1- Zina edenin erginlik çağına ulaşması gerekir. Ergin olmayan çocuğa had uygulanmaz.

2- Akıllı olması gerekir. Akıl hastasına had uygulanmaz. Akıllı bir erkek, akıl hastası bir kadınla veya akıl hastası bir erkek akıllı bir kadınla zina etse, bu ikisinden akıllı olana had cezası uygulanır.

3- Çoğunluk fakihlere göre müslümana ve kâfire zina haddi uygulanır. Fakat Hanefilere göre muhsan olan kâfire recm uygulanmaz, değnek vurulur. Mâlikîlere göre kâfir bir erkek kâfir bir kadınla zina etse had uygulanmaz. Fakat zinasını açığa vurursa te'dib edilir. Müslüman bir kadını zinaya zorlarsa öldürülür. Şafii ve Hanbelîlere göre pasaportlu gayri müslim yabancılara ne zina ve ne de içki içme cezası verilmez. Çünkü bunlar Allah haklarından olup, müste'menler bu hakları üstlenmemiştir.

4- Zinanın istekle yapılmış olması. Çoğunluğa göre zinaya zorlanana had uygulanmaz. Hanbelîler aksi görüştedir.

5- Zinanın insanla yapılmış olması. Üç mezhebe ve Şâfiîlerde sağlam görüşe göre hayvanla temas edene had cezası gerekmez, ta'zir uygulanır. Hayvan öldürülmez ve çoğunluğa göre onun yenilmesinde de bir sakınca yoktur. Hanbelîlere göre ise, iki erkeğin şahitliği ile hayvan öldürülür, eti haram olur ve hayvanın tazmin edilmesi gerekir.

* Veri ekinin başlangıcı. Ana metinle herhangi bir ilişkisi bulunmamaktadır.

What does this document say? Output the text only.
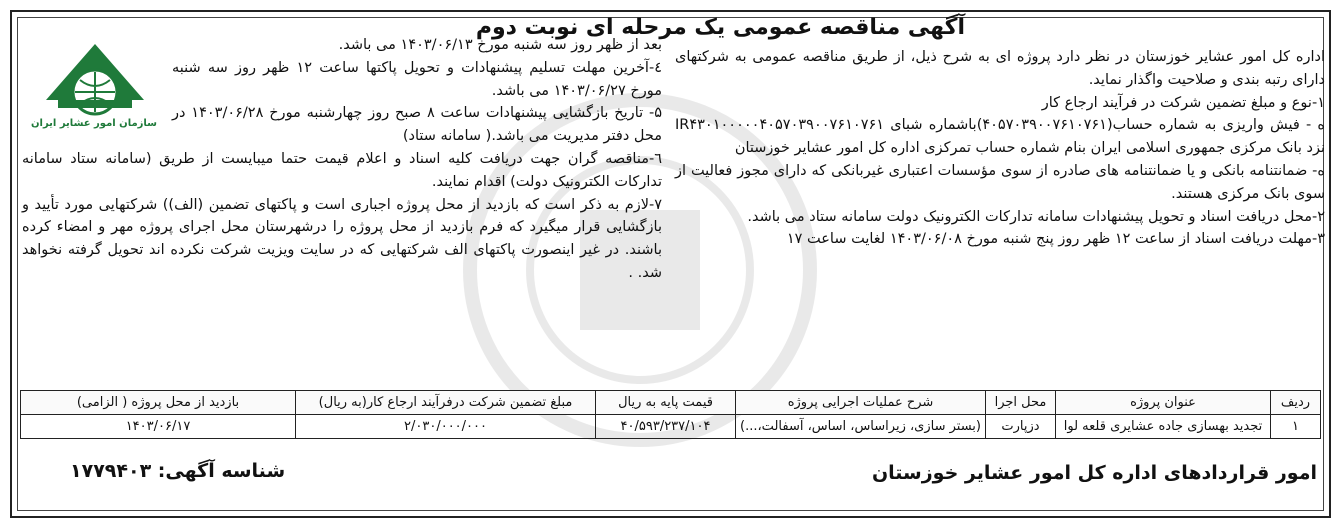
آگهی مناقصه عمومی یک مرحله ای نوبت دوم

اداره کل امور عشایر خوزستان در نظر دارد پروژه ای به شرح ذیل، از طریق مناقصه عمومی به شرکتهای دارای رتبه بندی و صلاحیت واگذار نماید.

۱-نوع و مبلغ تضمین شرکت در فرآیند ارجاع کار

ه - فیش واریزی به شماره حساب(۴۰۵۷۰۳۹۰۰۷۶۱۰۷۶۱)باشماره شبای IR۴۳۰۱۰۰۰۰۰۴۰۵۷۰۳۹۰۰۷۶۱۰۷۶۱ نزد بانک مرکزی جمهوری اسلامی ایران بنام شماره حساب تمرکزی اداره کل امور عشایر خوزستان

ه- ضمانتنامه بانکی و یا ضمانتنامه های صادره از سوی مؤسسات اعتباری غیربانکی که دارای مجوز فعالیت از سوی بانک مرکزی هستند.

۲-محل دریافت اسناد و تحویل پیشنهادات سامانه تدارکات الکترونیک دولت سامانه ستاد می باشد.

۳-مهلت دریافت اسناد از ساعت ۱۲ ظهر روز پنج شنبه مورخ ۱۴۰۳/۰۶/۰۸ لغایت ساعت ۱۷

بعد از ظهر روز سه شنبه مورخ ۱۴۰۳/۰۶/۱۳ می باشد.

٤-آخرین مهلت تسلیم پیشنهادات و تحویل پاکتها ساعت ۱۲ ظهر روز سه شنبه مورخ ۱۴۰۳/۰۶/۲۷ می باشد.

۵- تاریخ بازگشایی پیشنهادات ساعت ۸ صبح روز چهارشنبه مورخ ۱۴۰۳/۰۶/۲۸ در محل دفتر مدیریت می باشد.( سامانه ستاد)

٦-مناقصه گران جهت دریافت کلیه اسناد و اعلام قیمت حتما میبایست از طریق (سامانه ستاد سامانه تدارکات الکترونیک دولت) اقدام نمایند.

۷-لازم به ذکر است که بازدید از محل پروژه اجباری است و پاکتهای تضمین (الف)) شرکتهایی مورد تأیید و بازگشایی قرار میگیرد که فرم بازدید از محل پروژه را درشهرستان محل اجرای پروژه مهر و امضاء کرده باشند. در غیر اینصورت پاکتهای الف شرکتهایی که در سایت ویزیت شرکت نکرده اند تحویل گرفته نخواهد شد. .

سازمان امور عشایر ایران
ردیف	عنوان پروژه	محل اجرا	شرح عملیات اجرایی پروژه	قیمت پایه به ریال	مبلغ تضمین شرکت درفرآیند ارجاع کار(به ریال)	بازدید از محل پروژه ( الزامی)
۱	تجدید بهسازی جاده عشایری قلعه لوا	دزپارت	(بستر سازی، زیراساس، اساس، آسفالت،...)	۴۰/۵۹۳/۲۳۷/۱۰۴	۲/۰۳۰/۰۰۰/۰۰۰	۱۴۰۳/۰۶/۱۷
امور قراردادهای اداره کل امور عشایر خوزستان
شناسه آگهی: ۱۷۷۹۴۰۳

6- Zina edilen kadının ergin veya kendisine cinsel istek duyulan bir yaşta olması gerekir. Küçük kız çocuğu ile zina edilmesi halinde zina eden erkeğe de kıza da had cezası gerekmez. Ergin olmayan çocukla cinsel temasta bulunan kadına da had uygulanmaz.

7- Zinanın bir şüpheye dayalı olmaması gerekir. Bir kimse kendi eşi veya cariyesi sanarak yabancı bir kadınla cinsel temasta bulunsa çoğunluğa göre had gerekmez. Ebû Hanîfe ve Ebû Yusuf'a göre ise had gerekir. Çünkü burada failde şüphe vardır. Mezhepler arasında ihtilaflı olan fasıt nikâhtan sonraki cinsel temasa had gerekmediği konusunda da görüş birliği vardır. Velisiz veya şahitsiz evlenme halinde durum böyledir. Bu da akitte şüphe bulunduğu içindir. Evlilik ittifakla fasit olursa had uygulanır. iki kız kardeşi bir nikâhta toplamak, beşinci eşle evlenmek, nesep veya sût cihetinden haram olan bir hısımla evlenmek, iddet beklemekte olan kadınla veya üç talâkla boşadığı kadınla hulleden önce evlenmek bu niteliktedir. Ancak bütün bunların haramlığını bilmediğini iddia ederse, bunlarla olan cinsel temas haddi gerektirmez.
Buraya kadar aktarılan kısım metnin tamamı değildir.